His government has massively increased interventions of government into the market by spending on a range of programs that are designed as infrastructure building and counter cyclical spending, so thanks John Maynard Keynes. However, that essay and the more current debate on which treasurer has the best market credentials (my deficit is stronger than yours!) fail to recognise that neo-liberalism is not just about the financial crisis or even about economic policies.
This gap in understanding emerged in last week’s history bickering at the Paul Kelly launch. I find myself in unusual agreement with Kelly that Keating and Howard had very much in common as economic reformers. Rudd was wrong in his claim that Howard did not build on Keating’s reforms, because he did extend many aspects of the neo-liberal market models introduced by the previous government. Rudd similarly fails to note his own government’s continued use of market frameworks in many policy areas because he uses a very limited definition.
Neo-liberalism, or neo classical economics, assumes that human nature is predictable as individuals act rationally on the basis of self interest. Equations therefore can predict and explain our choices and there is no need to explore more complex bases for human behaviours such as relationships, optimism, irrational exuberance and idiocy.
These are excluded as tastes as are the pressures and pleasures of belonging to family, society, community or other groupings. Market theory is problematic to politicians because it is value free and creates winners and losers as power and resources are unevenly distributed.
As politicians usually want to impose their value system on their social system so the past three decades have seen various versions of market models in the economic sphere, with different overlays of social interventions. The more conservative parties may push social control, and law and order. The ALP mitigated some market effects with social wage spending. However, Howard preferred to shift spending to higher-income earners and families as his forms of control.
Under both regimes, there was a major shift of political and media interest onto economic performance as though it was the only aspect of society that mattered. GDP growth and interest rates drowned out any serious debates about the society we wanted, assuming that wealth was the main aim and would solve all problems.
We heard little on the social effects of inequality, whether markets were the best ways to deliver education, financial services, labour, health, care, creativity or how to create resilient societies to deal with climate change. Money was assumed to equate quality of life. The assumption was that the market was the best provider of options for almost everything so governments were only to intervene where markets failed.
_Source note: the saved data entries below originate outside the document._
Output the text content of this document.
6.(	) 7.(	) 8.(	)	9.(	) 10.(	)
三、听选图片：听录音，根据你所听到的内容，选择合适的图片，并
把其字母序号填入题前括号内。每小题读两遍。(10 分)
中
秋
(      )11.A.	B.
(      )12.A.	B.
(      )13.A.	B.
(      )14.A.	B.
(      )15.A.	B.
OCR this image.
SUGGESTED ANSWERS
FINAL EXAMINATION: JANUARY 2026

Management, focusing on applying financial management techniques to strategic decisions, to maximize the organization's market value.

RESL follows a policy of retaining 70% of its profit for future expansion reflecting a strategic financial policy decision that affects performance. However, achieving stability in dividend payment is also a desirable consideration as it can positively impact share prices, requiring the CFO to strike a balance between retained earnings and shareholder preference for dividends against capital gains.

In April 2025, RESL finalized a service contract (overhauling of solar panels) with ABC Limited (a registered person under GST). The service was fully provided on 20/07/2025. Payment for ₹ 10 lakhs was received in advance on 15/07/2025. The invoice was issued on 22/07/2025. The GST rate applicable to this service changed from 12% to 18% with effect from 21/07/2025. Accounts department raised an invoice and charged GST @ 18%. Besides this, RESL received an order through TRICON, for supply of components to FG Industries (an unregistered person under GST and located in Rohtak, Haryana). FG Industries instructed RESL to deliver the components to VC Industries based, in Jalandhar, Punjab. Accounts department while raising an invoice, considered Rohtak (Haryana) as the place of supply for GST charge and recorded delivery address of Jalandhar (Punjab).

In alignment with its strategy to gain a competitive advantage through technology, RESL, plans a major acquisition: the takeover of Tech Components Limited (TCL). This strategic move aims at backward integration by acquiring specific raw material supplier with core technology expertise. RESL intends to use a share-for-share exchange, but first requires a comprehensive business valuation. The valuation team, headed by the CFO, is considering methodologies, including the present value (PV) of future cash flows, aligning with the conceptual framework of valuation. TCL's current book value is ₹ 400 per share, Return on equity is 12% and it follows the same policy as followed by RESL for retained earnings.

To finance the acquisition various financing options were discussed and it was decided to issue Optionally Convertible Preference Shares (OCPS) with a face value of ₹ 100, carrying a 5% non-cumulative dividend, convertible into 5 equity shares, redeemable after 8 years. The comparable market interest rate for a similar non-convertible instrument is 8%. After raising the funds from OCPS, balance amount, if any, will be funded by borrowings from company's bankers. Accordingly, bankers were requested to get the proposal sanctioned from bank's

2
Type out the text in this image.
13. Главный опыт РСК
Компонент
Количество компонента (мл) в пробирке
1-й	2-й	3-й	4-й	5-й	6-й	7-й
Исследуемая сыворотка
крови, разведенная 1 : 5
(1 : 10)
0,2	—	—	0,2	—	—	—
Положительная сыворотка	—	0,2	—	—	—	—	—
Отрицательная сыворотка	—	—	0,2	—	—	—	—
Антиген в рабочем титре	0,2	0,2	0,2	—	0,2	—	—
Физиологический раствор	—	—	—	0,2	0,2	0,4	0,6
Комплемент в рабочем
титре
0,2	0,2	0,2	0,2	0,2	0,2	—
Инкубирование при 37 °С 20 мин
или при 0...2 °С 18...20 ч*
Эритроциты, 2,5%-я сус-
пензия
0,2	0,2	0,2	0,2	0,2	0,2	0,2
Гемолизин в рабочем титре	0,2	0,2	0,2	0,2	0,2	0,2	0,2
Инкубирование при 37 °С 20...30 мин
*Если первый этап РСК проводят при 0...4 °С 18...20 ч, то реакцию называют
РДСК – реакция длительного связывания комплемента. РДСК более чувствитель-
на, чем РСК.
That dominance of markets is neo-liberalism. Its failure to understand human behaviour meant it was unable to control irrationality and manipulation in the markets but that is only one part of the process. Reading the Rudd essay again, I am concerned that his solutions are very limited and don’t question anything but limited regulation. He claims we need to fix market failure by fixing the money supply in the present crisis and increase regulation but that is it!
There is no evidence that he is really questioning the basic assumption of markets as the best form of distribution. This mean that his government will retain too many market-based policies in power, transport, health, education, child care, skills, community and unemployment services.
I am not arguing against markets, where appropriate, but against the ideological assumption that competition and markets are always preferable. This is what needs urgent reviewing to create more equity, efficacy and therefore efficiency.
So: please, Kevin Rudd, can you extend your critique to those left-over policies that have not been appropriately looked at?
Didn’t ABC Child Care suggest that looking at markets as the preferred form could create problems? Can we please have a proper debate about the appropriateness of your neo-liberal policy making outside financial areas? Can we, for instance, talk about education and even early-childhood services, as more than increasing human capital for the labour market?
The lesson from the GFC is “do not wait for the next (social) crisis” before fixing the problems. As citizens in a supposed social democratic state, we need discussion of the proper roles of markets, communities and public spheres. Then we can decide what society we want in the future, not just what GDP we want.